Newer devices and applications are build to connect to and over the Internet, not a LAN. Enter the NEW LAN: it is an office facility to connect to the Internet end only to the Internet. It uses client isolation (no direct connection between client devices), so the security situation is exactly the same whether a device is on the office or somewhere in the world, whether one of your own or of an outsider. The NEW LAN (wried or wireless) avoids mobile charges and improves performance. Access to local servers (which are on the data center LAN, a different network!) goes through the firewall, but takes a bypass to avoid the ISP link.


As princess Leah said to Darth Vader, " The tighter you close your grip, the more systems will slip through your fingers". Rather than trying to impound transient workers devices, take Ernst's advice above and offer unrestricted internet access, while never letting foreign devices connect to the corporate network. If a road warrior comes into the office, VLAN their connection to the internet LAN and allow them to access the office resources exactly as they would if they were on the road. Only allow non-transient devices to connect to the corporate LAN, utilizing rogue AP wireless detection and remediation to take care of the mobile AP's, and restict the corporate devices from allowing a wireless (or USB) connection to non-corporate resources.


Most motherboards have a control to shut layer 1 when a second Network interface is brought up- Modify your PC's BIOS to disable packet switching across interfaces.
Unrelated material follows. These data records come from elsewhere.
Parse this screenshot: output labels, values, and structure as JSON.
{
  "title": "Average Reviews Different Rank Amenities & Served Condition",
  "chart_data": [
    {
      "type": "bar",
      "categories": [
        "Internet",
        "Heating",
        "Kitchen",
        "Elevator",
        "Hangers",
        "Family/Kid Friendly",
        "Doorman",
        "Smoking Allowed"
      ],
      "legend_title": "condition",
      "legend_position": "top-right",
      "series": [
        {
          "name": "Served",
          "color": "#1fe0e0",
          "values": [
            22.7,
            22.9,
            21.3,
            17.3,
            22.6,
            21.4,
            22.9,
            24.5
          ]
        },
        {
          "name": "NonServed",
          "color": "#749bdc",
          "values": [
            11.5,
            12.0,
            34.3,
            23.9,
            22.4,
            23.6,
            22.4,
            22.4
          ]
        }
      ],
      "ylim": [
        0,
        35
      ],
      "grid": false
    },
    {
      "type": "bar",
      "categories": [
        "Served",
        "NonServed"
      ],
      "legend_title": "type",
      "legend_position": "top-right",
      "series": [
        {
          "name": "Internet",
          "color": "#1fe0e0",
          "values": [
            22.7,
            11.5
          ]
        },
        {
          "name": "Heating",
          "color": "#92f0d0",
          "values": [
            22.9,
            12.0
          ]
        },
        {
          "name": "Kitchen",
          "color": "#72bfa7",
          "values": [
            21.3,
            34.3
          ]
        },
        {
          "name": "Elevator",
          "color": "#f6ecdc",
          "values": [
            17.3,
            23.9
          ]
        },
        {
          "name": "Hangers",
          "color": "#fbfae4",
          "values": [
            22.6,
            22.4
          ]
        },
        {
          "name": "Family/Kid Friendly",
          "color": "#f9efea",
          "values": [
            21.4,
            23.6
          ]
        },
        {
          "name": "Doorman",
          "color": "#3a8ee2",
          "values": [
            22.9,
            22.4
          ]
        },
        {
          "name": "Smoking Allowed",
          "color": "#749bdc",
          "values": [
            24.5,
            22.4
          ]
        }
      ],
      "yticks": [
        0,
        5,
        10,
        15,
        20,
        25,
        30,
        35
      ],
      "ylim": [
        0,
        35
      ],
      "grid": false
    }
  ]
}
Dell and HPs both have apps from the manufacturer you can use for this.

When you run your VPN, force it as the default gateway so all traffic is run through your VPN concentrator and internet filter.


Exactly as Ernst said.  This issue is a combination of a technology & HR issue, and can't be solved by technology alone.

You do what you reasonably can with policies & technology.  The remaining holes need to be filled in by HR.  ie.  yep, it's technically possibly for you to do this.  But if you do, forget any chance at a raise, and after getting caught a few times, prepare for firing.

It's all about putting in enough controls to bring the risk down to a level that management is willing to live with.